As mortes ligadas a uma droga popular em festas aumentaram dez vezes na Austrália, concluiu um estudo, enquanto um grande hospital alerta que os casos de overdose estão a aumentar.
O gama-hidroxibutirato, também conhecido como GHB e “êxtase líquido”, é usado por seus efeitos eufóricos e desinibidores em doses baixas.
Mas esta substância líquida e transparente é conhecida pela estreita margem entre a quantidade necessária para uma experiência positiva e uma overdose.
Um estudo descobriu que o número de mortes relacionadas com o GHB na Austrália aumentou dez vezes desde 2013, enquanto o número de hospitalizações triplicou.
O estudo, liderado pelo Centro Nacional de Pesquisa sobre Drogas e Álcool (NDARC) da Universidade de Nova Gales do Sul, analisou registros coronarianos, dados hospitalares, serviços de tratamento, pesquisas populacionais e entrevistas com usuários de drogas.
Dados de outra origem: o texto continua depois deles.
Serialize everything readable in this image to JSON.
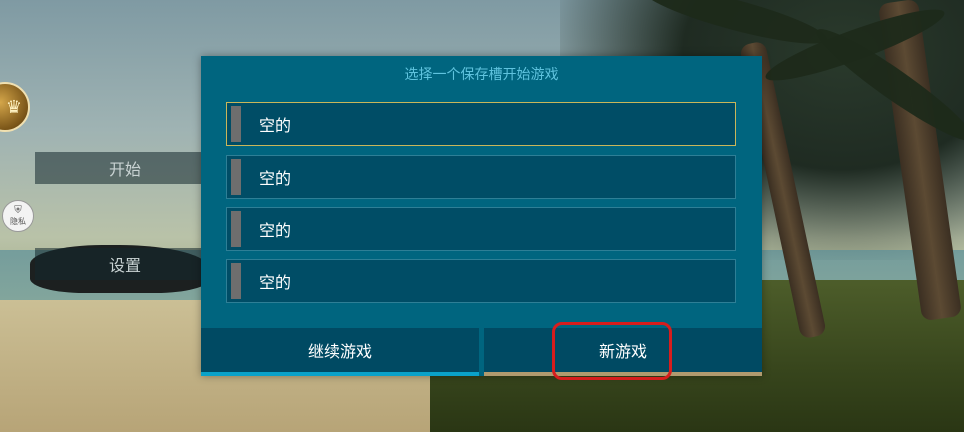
{
  "menu": {
    "start_label": "开始",
    "settings_label": "设置",
    "avatar_icon": "treasure-icon",
    "shield_icon": "privacy-shield-icon",
    "shield_label": "隐私"
  },
  "dialog": {
    "title": "选择一个保存槽开始游戏",
    "slots": [
      {
        "label": "空的",
        "selected": true
      },
      {
        "label": "空的",
        "selected": false
      },
      {
        "label": "空的",
        "selected": false
      },
      {
        "label": "空的",
        "selected": false
      }
    ],
    "continue_label": "继续游戏",
    "new_game_label": "新游戏"
  },
  "colors": {
    "dialog_bg": "#00657f",
    "slot_bg": "#004d66",
    "selected_border": "#c9b65a",
    "title_text": "#5fc3de",
    "highlight": "#d71d1d"
  }
}
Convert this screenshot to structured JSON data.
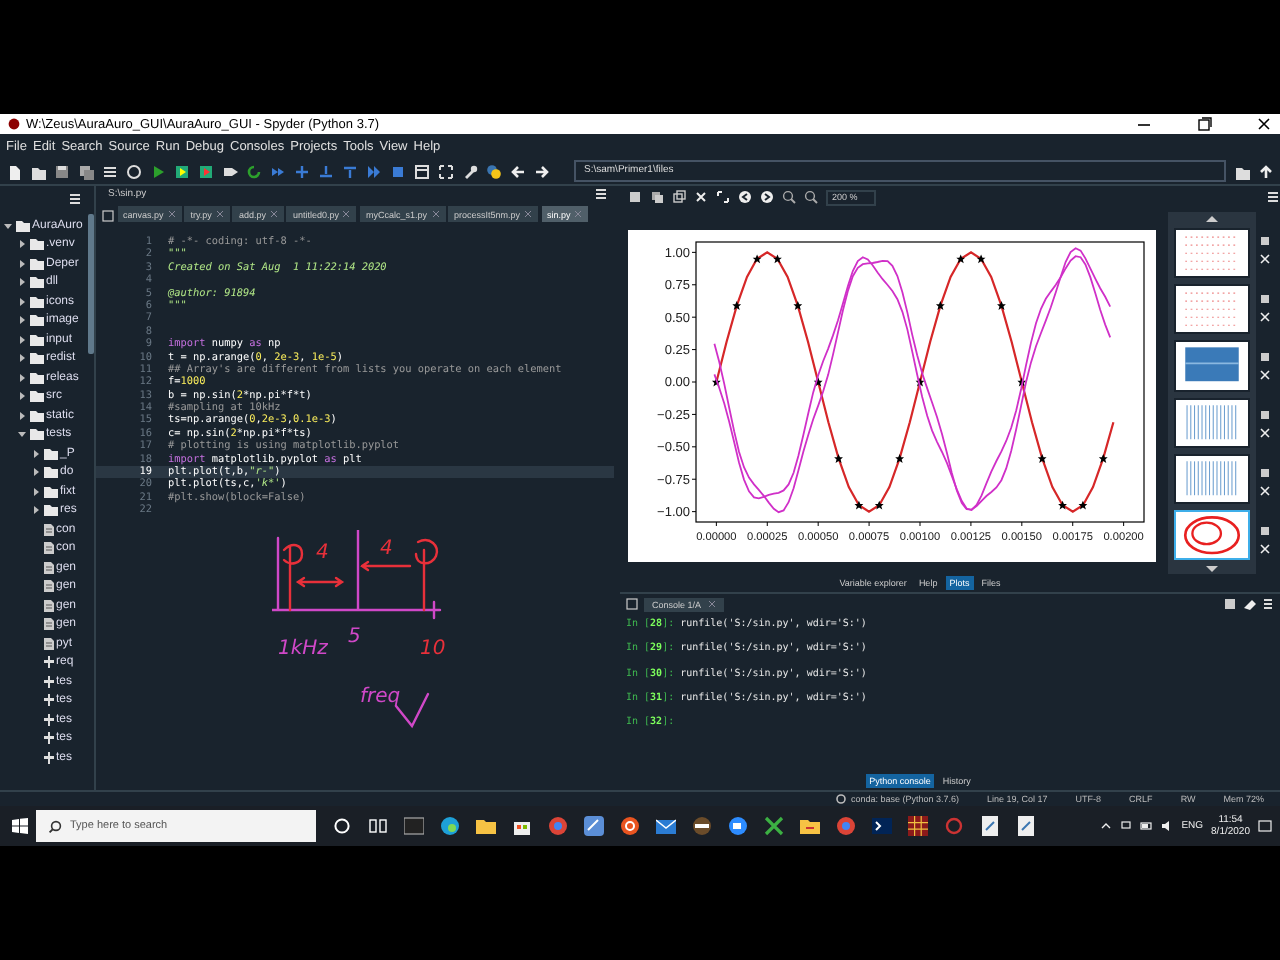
{
  "window": {
    "title": "W:\\Zeus\\AuraAuro_GUI\\AuraAuro_GUI - Spyder (Python 3.7)"
  },
  "menu": [
    "File",
    "Edit",
    "Search",
    "Source",
    "Run",
    "Debug",
    "Consoles",
    "Projects",
    "Tools",
    "View",
    "Help"
  ],
  "toolbar": {
    "path": "S:\\sam\\Primer1\\files"
  },
  "file_tree": [
    {
      "name": "AuraAuro",
      "kind": "folder",
      "expanded": true,
      "children": [
        {
          "name": ".venv",
          "kind": "folder",
          "expanded": false
        },
        {
          "name": "Deper",
          "kind": "folder",
          "expanded": false
        },
        {
          "name": "dll",
          "kind": "folder",
          "expanded": false
        },
        {
          "name": "icons",
          "kind": "folder",
          "expanded": false
        },
        {
          "name": "image",
          "kind": "folder",
          "expanded": false
        },
        {
          "name": "input",
          "kind": "folder",
          "expanded": false
        },
        {
          "name": "redist",
          "kind": "folder",
          "expanded": false
        },
        {
          "name": "releas",
          "kind": "folder",
          "expanded": false
        },
        {
          "name": "src",
          "kind": "folder",
          "expanded": false
        },
        {
          "name": "static",
          "kind": "folder",
          "expanded": false
        },
        {
          "name": "tests",
          "kind": "folder",
          "expanded": true,
          "children": [
            {
              "name": "_P",
              "kind": "folder",
              "expanded": false
            },
            {
              "name": "do",
              "kind": "folder",
              "expanded": false
            },
            {
              "name": "fixt",
              "kind": "folder",
              "expanded": false
            },
            {
              "name": "res",
              "kind": "folder",
              "expanded": false
            },
            {
              "name": "con",
              "kind": "file"
            },
            {
              "name": "con",
              "kind": "file"
            },
            {
              "name": "gen",
              "kind": "file"
            },
            {
              "name": "gen",
              "kind": "file"
            },
            {
              "name": "gen",
              "kind": "file"
            },
            {
              "name": "gen",
              "kind": "file"
            },
            {
              "name": "pyt",
              "kind": "file"
            },
            {
              "name": "req",
              "kind": "text"
            },
            {
              "name": "tes",
              "kind": "text"
            },
            {
              "name": "tes",
              "kind": "text"
            },
            {
              "name": "tes",
              "kind": "text"
            },
            {
              "name": "tes",
              "kind": "text"
            },
            {
              "name": "tes",
              "kind": "text"
            }
          ]
        }
      ]
    }
  ],
  "editor": {
    "file_path": "S:\\sin.py",
    "tabs": [
      {
        "label": "canvas.py",
        "selected": false
      },
      {
        "label": "try.py",
        "selected": false
      },
      {
        "label": "add.py",
        "selected": false
      },
      {
        "label": "untitled0.py",
        "selected": false
      },
      {
        "label": "myCcalc_s1.py",
        "selected": false
      },
      {
        "label": "processIt5nm.py",
        "selected": false
      },
      {
        "label": "sin.py",
        "selected": true
      }
    ],
    "lines": [
      {
        "number": "1",
        "current": false,
        "parts": [
          {
            "text": "# -*- coding: utf-8 -*-",
            "kind": "comment"
          }
        ]
      },
      {
        "number": "2",
        "current": false,
        "parts": [
          {
            "text": "\"\"\"",
            "kind": "string"
          }
        ]
      },
      {
        "number": "3",
        "current": false,
        "parts": [
          {
            "text": "Created on Sat Aug  1 11:22:14 2020",
            "kind": "string"
          }
        ]
      },
      {
        "number": "4",
        "current": false
      },
      {
        "number": "5",
        "current": false,
        "parts": [
          {
            "text": "@author: 91894",
            "kind": "string"
          }
        ]
      },
      {
        "number": "6",
        "current": false,
        "parts": [
          {
            "text": "\"\"\"",
            "kind": "string"
          }
        ]
      },
      {
        "number": "7",
        "current": false
      },
      {
        "number": "8",
        "current": false
      },
      {
        "number": "9",
        "current": false,
        "parts": [
          {
            "text": "import",
            "kind": "keyword"
          },
          {
            "text": " numpy ",
            "kind": "plain"
          },
          {
            "text": "as",
            "kind": "keyword"
          },
          {
            "text": " np",
            "kind": "plain"
          }
        ]
      },
      {
        "number": "10",
        "current": false,
        "parts": [
          {
            "text": "t = np.arange(",
            "kind": "plain"
          },
          {
            "text": "0",
            "kind": "number"
          },
          {
            "text": ", ",
            "kind": "plain"
          },
          {
            "text": "2e-3",
            "kind": "number"
          },
          {
            "text": ", ",
            "kind": "plain"
          },
          {
            "text": "1e-5",
            "kind": "number"
          },
          {
            "text": ")",
            "kind": "plain"
          }
        ]
      },
      {
        "number": "11",
        "current": false,
        "parts": [
          {
            "text": "## Array's are different from lists you operate on each element",
            "kind": "comment"
          }
        ]
      },
      {
        "number": "12",
        "current": false,
        "parts": [
          {
            "text": "f=",
            "kind": "plain"
          },
          {
            "text": "1000",
            "kind": "number"
          }
        ]
      },
      {
        "number": "13",
        "current": false,
        "parts": [
          {
            "text": "b = np.sin(",
            "kind": "plain"
          },
          {
            "text": "2",
            "kind": "number"
          },
          {
            "text": "*np.pi*f*t)",
            "kind": "plain"
          }
        ]
      },
      {
        "number": "14",
        "current": false,
        "parts": [
          {
            "text": "#sampling at 10kHz",
            "kind": "comment"
          }
        ]
      },
      {
        "number": "15",
        "current": false,
        "parts": [
          {
            "text": "ts=np.arange(",
            "kind": "plain"
          },
          {
            "text": "0",
            "kind": "number"
          },
          {
            "text": ",",
            "kind": "plain"
          },
          {
            "text": "2e-3",
            "kind": "number"
          },
          {
            "text": ",",
            "kind": "plain"
          },
          {
            "text": "0.1e-3",
            "kind": "number"
          },
          {
            "text": ")",
            "kind": "plain"
          }
        ]
      },
      {
        "number": "16",
        "current": false,
        "parts": [
          {
            "text": "c= np.sin(",
            "kind": "plain"
          },
          {
            "text": "2",
            "kind": "number"
          },
          {
            "text": "*np.pi*f*ts)",
            "kind": "plain"
          }
        ]
      },
      {
        "number": "17",
        "current": false,
        "parts": [
          {
            "text": "# plotting is using matplotlib.pyplot",
            "kind": "comment"
          }
        ]
      },
      {
        "number": "18",
        "current": false,
        "parts": [
          {
            "text": "import",
            "kind": "keyword"
          },
          {
            "text": " matplotlib.pyplot ",
            "kind": "plain"
          },
          {
            "text": "as",
            "kind": "keyword"
          },
          {
            "text": " plt",
            "kind": "plain"
          }
        ]
      },
      {
        "number": "19",
        "current": true,
        "parts": [
          {
            "text": "plt.plot(t,b,",
            "kind": "plain"
          },
          {
            "text": "\"r-\"",
            "kind": "string"
          },
          {
            "text": ")",
            "kind": "plain"
          }
        ]
      },
      {
        "number": "20",
        "current": false,
        "parts": [
          {
            "text": "plt.plot(ts,c,",
            "kind": "plain"
          },
          {
            "text": "'k*'",
            "kind": "string"
          },
          {
            "text": ")",
            "kind": "plain"
          }
        ]
      },
      {
        "number": "21",
        "current": false,
        "parts": [
          {
            "text": "#plt.show(block=False)",
            "kind": "comment"
          }
        ]
      },
      {
        "number": "22",
        "current": false
      }
    ],
    "sketch_labels": [
      "4",
      "4",
      "1kHz",
      "5",
      "10",
      "freq"
    ]
  },
  "plots": {
    "zoom": "200 %",
    "chart_data": {
      "type": "line",
      "xlim": [
        -0.0001,
        0.0021
      ],
      "ylim": [
        -1.08,
        1.08
      ],
      "xticks": [
        {
          "value": 0,
          "label": "0.00000"
        },
        {
          "value": 0.00025,
          "label": "0.00025"
        },
        {
          "value": 0.0005,
          "label": "0.00050"
        },
        {
          "value": 0.00075,
          "label": "0.00075"
        },
        {
          "value": 0.001,
          "label": "0.00100"
        },
        {
          "value": 0.00125,
          "label": "0.00125"
        },
        {
          "value": 0.0015,
          "label": "0.00150"
        },
        {
          "value": 0.00175,
          "label": "0.00175"
        },
        {
          "value": 0.002,
          "label": "0.00200"
        }
      ],
      "yticks": [
        {
          "value": 1,
          "label": "1.00"
        },
        {
          "value": 0.75,
          "label": "0.75"
        },
        {
          "value": 0.5,
          "label": "0.50"
        },
        {
          "value": 0.25,
          "label": "0.25"
        },
        {
          "value": 0,
          "label": "0.00"
        },
        {
          "value": -0.25,
          "label": "−0.25"
        },
        {
          "value": -0.5,
          "label": "−0.50"
        },
        {
          "value": -0.75,
          "label": "−0.75"
        },
        {
          "value": -1,
          "label": "−1.00"
        }
      ],
      "x": [
        0,
        5e-05,
        0.0001,
        0.00015,
        0.0002,
        0.00025,
        0.0003,
        0.00035,
        0.0004,
        0.00045,
        0.0005,
        0.00055,
        0.0006,
        0.00065,
        0.0007,
        0.00075,
        0.0008,
        0.00085,
        0.0009,
        0.00095,
        0.001,
        0.00105,
        0.0011,
        0.00115,
        0.0012,
        0.00125,
        0.0013,
        0.00135,
        0.0014,
        0.00145,
        0.0015,
        0.00155,
        0.0016,
        0.00165,
        0.0017,
        0.00175,
        0.0018,
        0.00185,
        0.0019,
        0.00195
      ],
      "series": [
        {
          "color": "#d62728",
          "values": [
            0,
            0.31,
            0.59,
            0.81,
            0.95,
            1,
            0.95,
            0.81,
            0.59,
            0.31,
            0,
            -0.31,
            -0.59,
            -0.81,
            -0.95,
            -1,
            -0.95,
            -0.81,
            -0.59,
            -0.31,
            0,
            0.31,
            0.59,
            0.81,
            0.95,
            1,
            0.95,
            0.81,
            0.59,
            0.31,
            0,
            -0.31,
            -0.59,
            -0.81,
            -0.95,
            -1,
            -0.95,
            -0.81,
            -0.59,
            -0.31
          ]
        },
        {
          "color": "#000000",
          "type": "scatter",
          "values": [
            0,
            null,
            0.59,
            null,
            0.95,
            null,
            0.95,
            null,
            0.59,
            null,
            0,
            null,
            -0.59,
            null,
            -0.95,
            null,
            -0.95,
            null,
            -0.59,
            null,
            0,
            null,
            0.59,
            null,
            0.95,
            null,
            0.95,
            null,
            0.59,
            null,
            0,
            null,
            -0.59,
            null,
            -0.95,
            null,
            -0.95,
            null,
            -0.59,
            null
          ]
        }
      ]
    },
    "thumbnails": [
      {
        "kind": "dots",
        "selected": false
      },
      {
        "kind": "dots",
        "selected": false
      },
      {
        "kind": "filled",
        "selected": false
      },
      {
        "kind": "bars",
        "selected": false
      },
      {
        "kind": "bars",
        "selected": false
      },
      {
        "kind": "scribble",
        "selected": true
      }
    ]
  },
  "pane_tabs": [
    {
      "label": "Variable explorer",
      "selected": false
    },
    {
      "label": "Help",
      "selected": false
    },
    {
      "label": "Plots",
      "selected": true
    },
    {
      "label": "Files",
      "selected": false
    }
  ],
  "console": {
    "tab": "Console 1/A",
    "entries": [
      {
        "prompt": "In [**28**]:",
        "command": "runfile('S:/sin.py', wdir='S:')"
      },
      {
        "prompt": "In [**29**]:",
        "command": "runfile('S:/sin.py', wdir='S:')"
      },
      {
        "prompt": "In [**30**]:",
        "command": "runfile('S:/sin.py', wdir='S:')"
      },
      {
        "prompt": "In [**31**]:",
        "command": "runfile('S:/sin.py', wdir='S:')"
      },
      {
        "prompt": "In [**32**]:"
      }
    ],
    "tabs": [
      {
        "label": "Python console",
        "selected": true
      },
      {
        "label": "History",
        "selected": false
      }
    ]
  },
  "status_bar": [
    "conda: base (Python 3.7.6)",
    "Line 19, Col 17",
    "UTF-8",
    "CRLF",
    "RW",
    "Mem 72%"
  ],
  "taskbar": {
    "search_placeholder": "Type here to search",
    "language": "ENG",
    "time": "11:54",
    "date": "8/1/2020"
  }
}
Constatou que houve um aumento estatisticamente significativo nas mortes relacionadas com o GHB, de 0,02 por 100.000 pessoas em 2013 para 0,24 por 100.000 pessoas em 2022.
“Estes números são motivo de alarme”
Os investigadores descobriram que as hospitalizações relacionadas com o GHB aumentaram de 5,3 para 19,1 casos por 100.000 pessoas, enquanto os episódios de tratamento aumentaram dez vezes, sobrecarregando os recursos dos hospitais e das ambulâncias.
“O GHB é uma droga que apresenta um risco bastante elevado de overdose e outros danos”, disse a principal autora do estudo, Amy Peacock, vice-diretora do NDARC, à AAP.
“Esses danos estão aumentando e podem ser evitados.”
“Estes números são motivo de alarme. Sem ações específicas, a situação só vai piorar e mais pessoas serão prejudicadas”, alertou.
O diretor de medicina de emergência do Hospital St Vincent's de Melbourne, Dr. Jonathan Karro, disse que as apresentações relacionadas ao GHB ao departamento de emergência aumentaram nos últimos anos.
“É uma ocorrência diária agora”, disse o Dr. Karro à AAP.
“A distribuição dos pacientes também é muito mais ampla agora, com pacientes de todas as idades e origens apresentando-se em horários estranhos”.
Karro disse que a substância representa desafios únicos para os médicos porque não existe antídoto e os pacientes muitas vezes ficam inconscientes.
Apelo a melhores mensagens de saúde
Os usuários estão comprando cada vez mais a substância por litro, dada a sua acessibilidade de cerca de US$ 5 por dose, acrescentou.
Embora a utilização global permaneça baixa, os dados de inquéritos nacionais sugerem que a proporção de australianos que a utilizaram no ano passado triplicou ao longo da década.
Peacock apelou a melhorias urgentes nas mensagens de saúde relacionadas com o GHB, concentrando-se nos riscos representados por doses repetidas e mistura de medicamentos.
“Doses repetidas podem levar rapidamente à overdose porque o GHB se acumula no corpo mais rápido do que as pessoas imaginam”, disse o Dr. Peacock.
“E usá-lo com álcool, cetamina ou outros depressores aumenta muito o risco de depressão respiratória e inconsciência”.
Aumentam as importações ilegais
O estudo sugeriu que o aumento da disponibilidade estava por trás do aumento das hospitalizações relacionadas com o GHB, juntamente com o aumento das importações ilegais.
Em maio, a Polícia Federal Australiana (AFP) alertou para uma “onda” de importação ilegal de 1,4-butanodiol, o precursor do GHB.
A AFP apreendeu mais de 18,3 toneladas da substância nos 12 meses até março, mais do que qualquer outra droga.
“Nossa mensagem para a comunidade permanece clara: não existe uma dose segura deste medicamento”, disse na época a vice-comissária interina Paula Hudson.
“Ao importar esta substância para a Austrália, as redes criminosas estão a criar procura e apetite por esta droga ilícita e quanto maior for o apetite, maiores serão os lucros”.